Harness the power of the sun

  • Solar driers soak up the sun's rays and use it to speed up air circulation and reduce the moisture content of the air.
  • A solar drier reduces the risk of contamination by dust, insects and birds associated with simple outdoor drying.
  • Solar driers are especially useful where there's plenty of sunlight and relatively high humidity.

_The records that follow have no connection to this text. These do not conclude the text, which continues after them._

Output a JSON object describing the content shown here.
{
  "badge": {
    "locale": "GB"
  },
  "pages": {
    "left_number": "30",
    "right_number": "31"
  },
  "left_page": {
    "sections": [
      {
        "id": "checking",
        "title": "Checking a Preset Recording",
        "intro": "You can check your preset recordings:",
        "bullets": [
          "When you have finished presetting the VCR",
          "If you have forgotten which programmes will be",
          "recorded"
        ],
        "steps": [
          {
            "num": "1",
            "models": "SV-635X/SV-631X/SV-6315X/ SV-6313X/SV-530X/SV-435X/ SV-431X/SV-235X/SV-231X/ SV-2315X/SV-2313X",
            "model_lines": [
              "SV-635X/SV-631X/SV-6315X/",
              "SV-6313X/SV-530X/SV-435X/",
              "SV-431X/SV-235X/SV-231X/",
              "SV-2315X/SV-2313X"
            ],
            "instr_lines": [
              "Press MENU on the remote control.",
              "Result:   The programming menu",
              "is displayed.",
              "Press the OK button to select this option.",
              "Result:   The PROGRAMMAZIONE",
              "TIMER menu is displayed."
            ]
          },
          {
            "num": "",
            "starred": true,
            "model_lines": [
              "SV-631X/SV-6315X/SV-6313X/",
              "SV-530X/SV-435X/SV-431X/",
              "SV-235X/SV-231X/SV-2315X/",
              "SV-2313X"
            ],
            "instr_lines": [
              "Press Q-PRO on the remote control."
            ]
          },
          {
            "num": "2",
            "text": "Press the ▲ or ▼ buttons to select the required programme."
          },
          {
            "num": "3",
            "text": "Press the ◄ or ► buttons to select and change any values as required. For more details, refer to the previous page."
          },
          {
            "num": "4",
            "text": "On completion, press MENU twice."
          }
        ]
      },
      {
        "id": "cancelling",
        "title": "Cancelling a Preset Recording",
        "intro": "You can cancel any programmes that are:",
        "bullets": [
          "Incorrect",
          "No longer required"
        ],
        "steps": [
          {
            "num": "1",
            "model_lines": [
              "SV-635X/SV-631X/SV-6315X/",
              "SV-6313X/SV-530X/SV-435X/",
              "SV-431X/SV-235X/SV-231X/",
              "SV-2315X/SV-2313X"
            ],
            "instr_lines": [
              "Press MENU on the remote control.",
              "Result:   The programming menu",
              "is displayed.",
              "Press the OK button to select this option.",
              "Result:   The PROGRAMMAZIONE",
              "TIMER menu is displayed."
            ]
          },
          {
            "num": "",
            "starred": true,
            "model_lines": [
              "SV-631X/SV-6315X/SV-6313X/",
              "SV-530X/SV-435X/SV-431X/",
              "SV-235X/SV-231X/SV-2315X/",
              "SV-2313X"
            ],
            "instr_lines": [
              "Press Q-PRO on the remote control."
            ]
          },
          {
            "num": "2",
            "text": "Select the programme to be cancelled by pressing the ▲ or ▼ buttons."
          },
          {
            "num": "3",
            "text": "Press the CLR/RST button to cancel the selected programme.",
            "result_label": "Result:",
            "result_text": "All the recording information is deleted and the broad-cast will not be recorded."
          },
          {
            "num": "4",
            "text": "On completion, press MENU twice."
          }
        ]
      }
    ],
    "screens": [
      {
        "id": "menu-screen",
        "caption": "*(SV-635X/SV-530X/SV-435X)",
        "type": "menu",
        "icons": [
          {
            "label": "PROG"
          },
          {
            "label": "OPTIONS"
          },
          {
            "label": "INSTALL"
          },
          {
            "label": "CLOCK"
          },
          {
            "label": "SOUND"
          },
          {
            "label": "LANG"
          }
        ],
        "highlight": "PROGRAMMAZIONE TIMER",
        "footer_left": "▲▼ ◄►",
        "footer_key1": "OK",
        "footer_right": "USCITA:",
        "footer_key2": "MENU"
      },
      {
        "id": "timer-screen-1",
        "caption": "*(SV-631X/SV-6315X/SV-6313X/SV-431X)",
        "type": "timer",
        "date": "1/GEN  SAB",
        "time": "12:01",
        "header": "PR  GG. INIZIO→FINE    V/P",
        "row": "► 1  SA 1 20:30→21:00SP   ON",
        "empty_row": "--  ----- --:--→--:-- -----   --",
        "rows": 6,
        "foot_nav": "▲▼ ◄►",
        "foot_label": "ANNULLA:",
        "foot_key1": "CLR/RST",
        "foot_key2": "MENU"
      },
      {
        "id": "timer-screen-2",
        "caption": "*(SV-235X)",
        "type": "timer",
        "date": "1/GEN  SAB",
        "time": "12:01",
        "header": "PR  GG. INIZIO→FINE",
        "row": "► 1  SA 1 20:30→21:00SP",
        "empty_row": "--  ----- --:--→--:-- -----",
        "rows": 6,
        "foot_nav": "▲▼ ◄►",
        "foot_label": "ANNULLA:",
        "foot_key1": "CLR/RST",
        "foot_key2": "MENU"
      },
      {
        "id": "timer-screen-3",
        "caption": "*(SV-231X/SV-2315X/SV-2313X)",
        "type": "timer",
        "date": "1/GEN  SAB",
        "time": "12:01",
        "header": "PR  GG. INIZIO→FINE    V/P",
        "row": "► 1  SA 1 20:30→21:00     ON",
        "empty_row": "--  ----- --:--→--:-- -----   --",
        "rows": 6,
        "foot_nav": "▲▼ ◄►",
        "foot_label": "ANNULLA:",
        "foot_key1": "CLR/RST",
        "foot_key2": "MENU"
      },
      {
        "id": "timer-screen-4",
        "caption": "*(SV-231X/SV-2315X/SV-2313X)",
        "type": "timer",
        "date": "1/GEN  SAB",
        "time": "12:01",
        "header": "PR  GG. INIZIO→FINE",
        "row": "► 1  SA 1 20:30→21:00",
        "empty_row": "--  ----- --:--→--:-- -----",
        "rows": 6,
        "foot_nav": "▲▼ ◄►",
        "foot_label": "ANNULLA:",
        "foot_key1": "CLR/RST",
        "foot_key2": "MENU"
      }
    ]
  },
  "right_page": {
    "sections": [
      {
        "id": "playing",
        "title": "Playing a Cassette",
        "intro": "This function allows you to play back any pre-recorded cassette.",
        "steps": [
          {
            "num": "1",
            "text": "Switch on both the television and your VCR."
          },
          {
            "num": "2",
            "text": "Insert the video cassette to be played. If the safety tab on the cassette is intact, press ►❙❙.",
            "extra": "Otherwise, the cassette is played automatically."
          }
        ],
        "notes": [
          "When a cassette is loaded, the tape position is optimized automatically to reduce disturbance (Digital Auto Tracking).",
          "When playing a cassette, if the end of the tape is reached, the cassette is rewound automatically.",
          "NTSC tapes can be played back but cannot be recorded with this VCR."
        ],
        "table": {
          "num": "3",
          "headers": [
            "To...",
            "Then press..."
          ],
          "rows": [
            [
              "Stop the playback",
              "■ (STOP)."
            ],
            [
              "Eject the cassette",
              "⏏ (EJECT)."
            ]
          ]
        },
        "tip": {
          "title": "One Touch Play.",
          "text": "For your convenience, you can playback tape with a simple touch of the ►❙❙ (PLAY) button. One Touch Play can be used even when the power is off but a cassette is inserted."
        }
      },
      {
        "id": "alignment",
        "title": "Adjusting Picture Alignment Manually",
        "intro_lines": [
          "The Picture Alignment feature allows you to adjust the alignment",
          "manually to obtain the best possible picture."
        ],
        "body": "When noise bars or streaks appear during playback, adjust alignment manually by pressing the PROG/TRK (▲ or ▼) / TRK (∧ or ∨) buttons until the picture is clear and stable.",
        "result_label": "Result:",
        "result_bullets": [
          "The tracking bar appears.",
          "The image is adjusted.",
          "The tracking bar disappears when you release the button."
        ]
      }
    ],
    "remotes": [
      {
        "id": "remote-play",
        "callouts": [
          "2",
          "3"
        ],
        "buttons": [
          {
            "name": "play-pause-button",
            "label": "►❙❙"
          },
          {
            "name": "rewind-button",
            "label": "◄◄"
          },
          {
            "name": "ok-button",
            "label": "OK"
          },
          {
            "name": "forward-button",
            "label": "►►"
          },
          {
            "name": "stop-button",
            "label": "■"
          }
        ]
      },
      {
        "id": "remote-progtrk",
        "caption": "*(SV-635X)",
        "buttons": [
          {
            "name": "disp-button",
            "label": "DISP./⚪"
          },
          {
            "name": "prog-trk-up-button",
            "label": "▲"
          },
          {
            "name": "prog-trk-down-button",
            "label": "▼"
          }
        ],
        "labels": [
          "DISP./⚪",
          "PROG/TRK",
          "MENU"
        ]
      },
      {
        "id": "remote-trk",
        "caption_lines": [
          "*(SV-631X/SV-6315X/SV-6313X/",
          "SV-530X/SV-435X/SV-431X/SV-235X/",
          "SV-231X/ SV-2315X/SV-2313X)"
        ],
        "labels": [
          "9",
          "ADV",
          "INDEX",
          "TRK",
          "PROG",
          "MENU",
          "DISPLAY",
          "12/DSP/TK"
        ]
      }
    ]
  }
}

Build your own solar drier

  • The best solar driers use a box, covered by a glass or plastic panel, that's tilted to direct sunlight into the box.
  • The interior should be blackened or lined with aluminum foil to further increase temperature.
  • Put vents in the proper places. Remember that hot air rises, so vents at the top will let air escape while ones at the bottom will draw in fresh air. This causes a continuous flow of warm air that removes moisture from the food.
  • The key to successful solar drying is to check the box frequently.
  • If sunlight is blocked, even partially, the air inside the drier will cool, fail to circulate and become damp. The result is increased risk of deterioration of food.
  • Set the drier up in as dust-free a location as possible and away from pets and other animals.

Make a dehydrator

  1. To make a dehydrator, find a wooden box with space for several mesh or slatted trays.
  2. Place the heat source underneath at least 15 centimetres below the bottom tray. Leave the same space at the top to allow for the circulation of air.
  3. Make sure the heat source isn't in direct contact with the box or floor.
  4. Heating sources include electric food warmers, small heaters on the lowest setting and even ordinary light bulbs. Avoid devices that give off fumes.
  5. There must be a large vent at the bottom for air intake, and small ventilation holes near the top to allow the escape of warm moist air.
  6. Space trays 5 to 10 centimetres apart.
  7. A fan can be used to aid air circulation.
  8. Rotate trays midway through the drying process.

Driers for the stovetop

  • Driers designed for fuel stoves can also be used on electric and gas cooktops.
  • In this type of drier, the drying tray is separated from the direct heat of the cooktop by a dish of water seven to eight centimetres (three to 3 1/2 inches) deep.
  • Use all cooktop elements and keep them on as low a setting as possible.
  • As in other drying techniques, food must be spread in a single layer with space between the pieces.
  • Keep the water in the dish topped up to prevent scorching.

With your own home dehydrator or drier, you can add new flavours while keeping food for longer. Just remember to take care and watch out for signs of deterioration. That way, you'll know when your food's turning out just right.